More generally, static charges give fields whose expected value are given by electrostatics in the Coulomb gauge. The true novelty is are the quantum fluctuations which are still present even without the classical charges. In particular, the Coulomb potential can be alternatively interpreted as the correlator of $$V$$. The link between the two interpretations is the fluctuation dissipation theorem.
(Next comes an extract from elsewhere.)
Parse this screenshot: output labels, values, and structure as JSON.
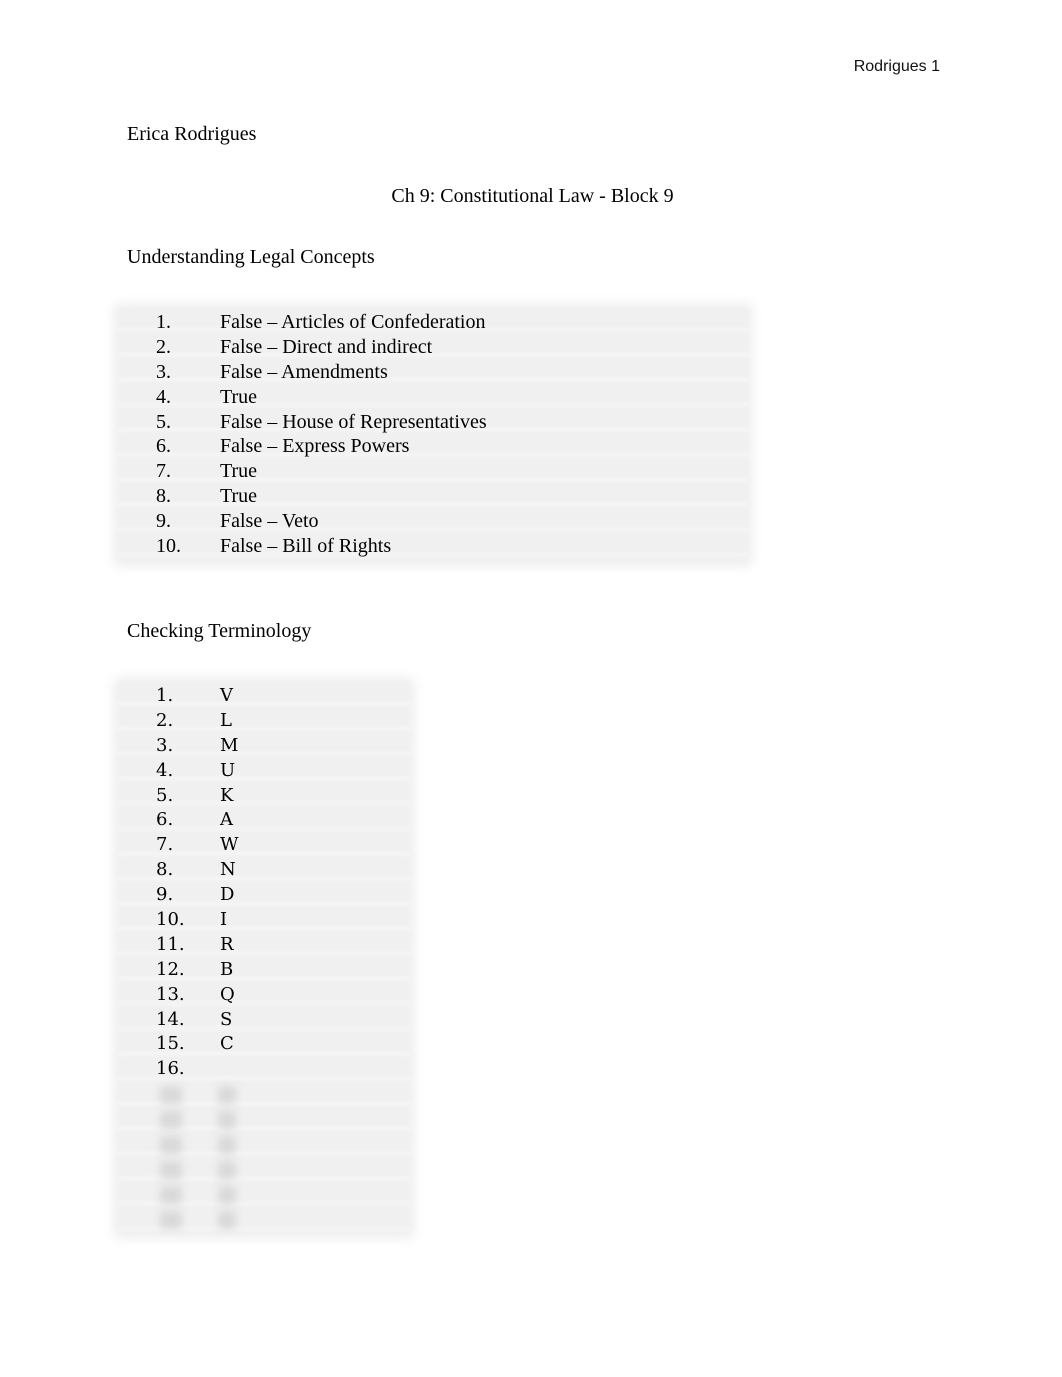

In a similar spirit, Jeanbaptiste Roux outlined another standard method to get the Coulomb potential from a pure, quantised Maxwell theory using Wilson loops. Once again, this is not QED since there are no electrons. You can find the approach in Peskin and Schroeder's Introduction to Quantum Field Theory, exercise 15.3 "Colomb potential." Instead of calculating the generating functional, you calculate the Wilson loop: \begin{align} W &= \left\langle \exp\left(-i\oint A dx\right)\right\rangle \\ &= \exp\left(-i\oint dx^\mu \oint dy_\mu \frac{1}{8\pi^2(x-y)^2}\right) \end{align} Using the appropriate loop, you recover the Coulomb potential in the argument. Actually, you can get this from the more general approach of the generating function and choosing appropriate source localised on the chosen path.